What began in America, as W.E.B. Du Bois sees it, began the long tradition of white disenfranchisement. White labourers, predominantly in the South instead of voting for their own interests became the master their own political and economic disenfranchisement. This is to say they forfeited real power such as lower taxes and improved health care in return for the ‘psychological wages’ of being white. 

Thus, to return to the contemporary much of Trump’s policies echo Du Bois’s thinking. Having dried up the pool of available benefits payments has largely affected the economic mobility of the unemployed and poor and further tax breaks for corporations decrease social security coffers impacting again those at the bottom of the chain. Yet Trump voters turn towards his ‘key’ initiatives such as promises to bring back ‘manufacturing’, taking back jobs from China have overwhelmed white American workers.
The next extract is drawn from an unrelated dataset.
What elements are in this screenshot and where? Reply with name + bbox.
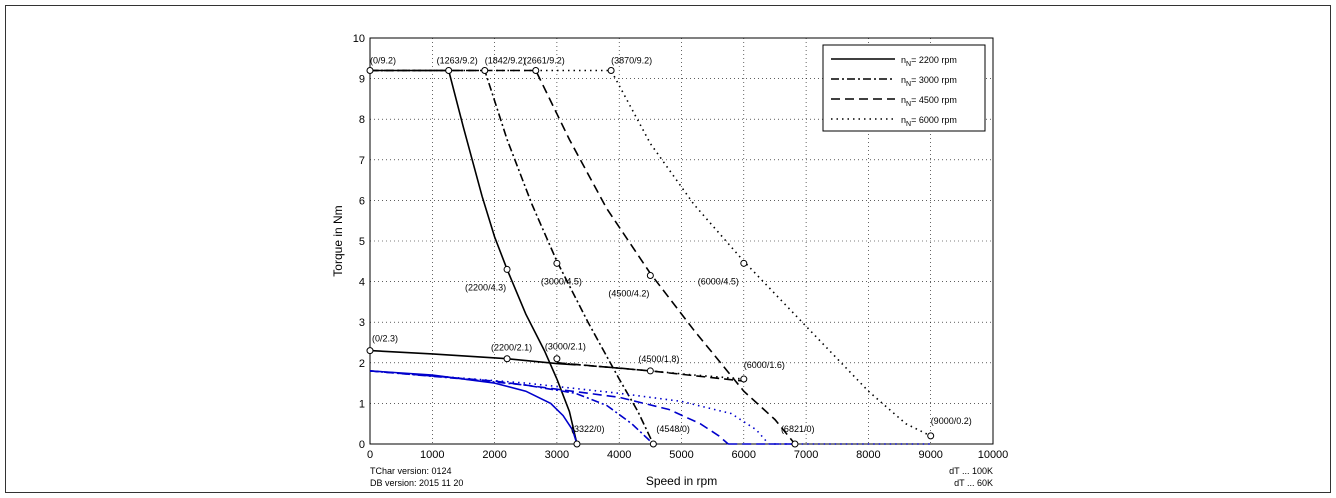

In making this and other features such as his attacks on Mexicans, Trump utilised the status anxious most primitive fear of replacement in society. Comments towards Mexicans saying ‘they’re bringing crime, they’re rapists’, or telling coloured members of Congress ‘to go back to where they came’ are evidence of Trump fuelling the formal mechanism for which whites through the power of whiteness could hold onto a sense of superiority. Rallies such as the Unite the Right march in Charlottesville, Virginia, with chants of ‘you will not replace us’ echoing through the streets, are evidence of a resurgence whiteness as a concept and ideology. 

Trump has in his actions ignited the entitlement of white power, given his supporter’s free rein to take back their place in the caste order.